Schicksal


handgemachte Papiercollage (10 x12 cm )

Bestimmung, Fügung, Fatum, Geschick, Karma (buddh.), Kismet (islam.), Los, Prädestination, Schickung, Vorherbestimmung, Vorsehung, Zufall.

Können wir unser Schicksal selbst in die Hand nehmen?

 

Federkleid


Handgemachte Papiercollage (gerahmt).

Mein Federkleid sieht man nicht. Vor der Welt verborgen wächst es in meinem Inneren. Zart, weich und ganz lebendig. Es fühlt sich an wie das pochende Herz eines Vogels. Nur manchmal im Dunkeln zeigt es sich, leise leuchtend.

Der Narr


handgemachte Papiercollage (30 x 40 cm).
Beitrag zur Ausstellung „tischlein deck dich II“ der KunstEtagen Pankow (gezeigt zu „art spring Berlin 2018“)

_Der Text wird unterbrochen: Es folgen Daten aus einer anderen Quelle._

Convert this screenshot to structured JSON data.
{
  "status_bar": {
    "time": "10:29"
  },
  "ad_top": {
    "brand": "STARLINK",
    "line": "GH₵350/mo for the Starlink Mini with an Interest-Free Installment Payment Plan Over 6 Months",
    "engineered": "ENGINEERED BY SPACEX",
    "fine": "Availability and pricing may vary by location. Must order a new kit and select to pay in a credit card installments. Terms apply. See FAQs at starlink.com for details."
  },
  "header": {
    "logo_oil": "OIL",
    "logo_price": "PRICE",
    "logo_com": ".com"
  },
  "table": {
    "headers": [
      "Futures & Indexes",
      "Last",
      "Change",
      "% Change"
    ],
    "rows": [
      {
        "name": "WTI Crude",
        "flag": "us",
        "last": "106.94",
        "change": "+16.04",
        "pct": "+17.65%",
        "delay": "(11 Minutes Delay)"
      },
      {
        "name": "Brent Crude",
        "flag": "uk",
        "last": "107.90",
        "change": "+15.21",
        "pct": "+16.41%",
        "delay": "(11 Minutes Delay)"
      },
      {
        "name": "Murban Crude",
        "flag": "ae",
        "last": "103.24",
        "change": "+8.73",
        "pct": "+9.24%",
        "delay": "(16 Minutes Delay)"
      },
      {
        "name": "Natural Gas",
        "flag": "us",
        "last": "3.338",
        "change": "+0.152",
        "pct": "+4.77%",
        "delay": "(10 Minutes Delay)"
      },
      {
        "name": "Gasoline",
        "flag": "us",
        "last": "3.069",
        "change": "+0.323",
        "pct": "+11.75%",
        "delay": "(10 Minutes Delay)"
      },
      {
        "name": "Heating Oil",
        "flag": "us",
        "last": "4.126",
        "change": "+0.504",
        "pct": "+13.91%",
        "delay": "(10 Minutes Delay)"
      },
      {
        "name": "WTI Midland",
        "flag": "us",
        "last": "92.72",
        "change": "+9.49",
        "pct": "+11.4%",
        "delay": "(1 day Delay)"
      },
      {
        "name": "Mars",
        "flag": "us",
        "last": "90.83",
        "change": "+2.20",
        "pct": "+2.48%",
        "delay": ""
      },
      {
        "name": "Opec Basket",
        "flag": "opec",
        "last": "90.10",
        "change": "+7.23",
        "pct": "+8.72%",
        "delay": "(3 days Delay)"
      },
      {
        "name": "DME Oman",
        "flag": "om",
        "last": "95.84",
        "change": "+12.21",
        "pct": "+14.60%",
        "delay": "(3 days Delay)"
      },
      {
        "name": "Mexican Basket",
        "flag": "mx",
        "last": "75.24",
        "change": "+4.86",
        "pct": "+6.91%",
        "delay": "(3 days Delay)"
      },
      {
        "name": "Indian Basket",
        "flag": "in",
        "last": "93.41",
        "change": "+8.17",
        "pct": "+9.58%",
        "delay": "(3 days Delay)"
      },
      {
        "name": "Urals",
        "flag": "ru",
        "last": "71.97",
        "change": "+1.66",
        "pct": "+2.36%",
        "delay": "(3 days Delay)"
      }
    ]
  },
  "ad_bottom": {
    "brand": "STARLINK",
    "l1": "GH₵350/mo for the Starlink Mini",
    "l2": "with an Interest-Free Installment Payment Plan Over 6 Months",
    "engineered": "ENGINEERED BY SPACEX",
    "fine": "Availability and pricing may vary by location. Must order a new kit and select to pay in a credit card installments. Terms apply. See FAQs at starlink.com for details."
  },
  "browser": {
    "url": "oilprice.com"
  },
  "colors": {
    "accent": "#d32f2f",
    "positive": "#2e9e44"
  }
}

In meiner Kindheit war er der Tisch nicht nur ein Ort der Kommunikation, sondern auch Sinnbild für Tradition & Autorität.  Solange du die Füße unter meinen Tisch stellst, hast du zu tun, was ich sage. Mit dieser väterlichen Haltung bin ich (wie viele meiner Generation) aufgewachsen. In meiner Collage gerät der Tisch in Bewegung. Er wird verrückt und zur Spielfläche zweckentfremdet. Leichtfüßig darf sich der Narr außerhalb der Konventionen bewegen, darf suchen, spielen, wagen & sein eigenes Zentrum sein.

 

wer bin ich?


handgemachte Papiercollage.

Manchmal habe ich das Gefühl, Stückwerk zu sein. Hier ein bisschen erwachsen, da eine große Ecke Kind, ein Streifen uralt, viele Fragezeichen, wenig Antworten, Träume, Ängste & ein Zipfelchen Mut. Manchmal ergibt das ein Ich & manchmal nur Chaos. Heute jedenfalls bin ich mir selbst abhanden gekommen. Oder wachse ich gerade neu?

Abwarten & Teetrinken


handgemachte Papiercollage.

Abwarten & Tee trinken. Viel mehr bleibt mir in meinem aufgeheizten Südseitenatelier zur Zeit nicht übrig. Verlangsamte Gedanken & Handgriffe, vergessene Termine. Unter der trägen Mattigkeit, Unruhe und Sehnsucht nach Regen, Wolken, Wind und Bewegung. Was soll´s, dann eben ab in den See. Lichtgrün und vielleicht ein bisschen kühl. Und einen Ventilator kaufen.

ahoi


handgemachte Papiercollage auf Karton.

Die letzte Collage meiner kleinen Frühlingsserie.

Ich bin ganz wild auf neue Themen, war nur die letzten beiden Wochen mit meinem Atelierumzug beschäftigt. Vom 3. in den 4. Stock, von Norden gen Süden. Und das Schönste: ein Raum ganz für mich allein. Zum Collagieren, Schreiben, Malen, in den Himmel gucken. DAS ist für mich Luxus. Lange wird es wohl nicht gehen, Berlins Mieten steigen rasant und die Zukunft unserer KunstEtagen Pankow ist ungewiss.  Aber erstmal genieße ich meinen neuen Ort & freue mich über kreative Etagen-Nachbar*innen wie z.B. Esther Glück, Beate Tischer, Uschi Krempel und Thomas Weidner. Kommt gut in den Mai, ahoi!

Frühlingsrauschen


handgemachte Papiercollage auf Karton.

Da ist er ja, Monsieur Printemps! Und ich bin zurück aus Mas de Vézénobres,  einem wunderschönen & inspirierenden Ort in den Cevennen. In einer ehemaligen Seidenspinnerei aus dem 19. Jahrhundert, wie es sie damals in der Region vielerorts gab, haben Theodor Gentner, Mitbegründer der Camaro-Stiftung , seine Tochter, die Künstlerin Paula Anke und ihr Mann,  Metalldesigner Paul Duc, einen familären Ort der (Lebens)Kunst geschaffen.

Übrigens: Die für die Haltung der Seidenraupen notwendigen Maulbeerbäume hießen in der Region „Goldbäume“,  weil sie großen wirtschaftlichen Ertrag brachten. Die bereits im Mittelalter gepflanzten Esskastanien hingegen „Brotbäume“, da sie die Ernährung der armen Bergbevölkerung & ihrer Tiere sicherten. Brot & Gold, Grundlage & Glanz, für mich eine spannungsvolle Mischung – auch in der Kunst.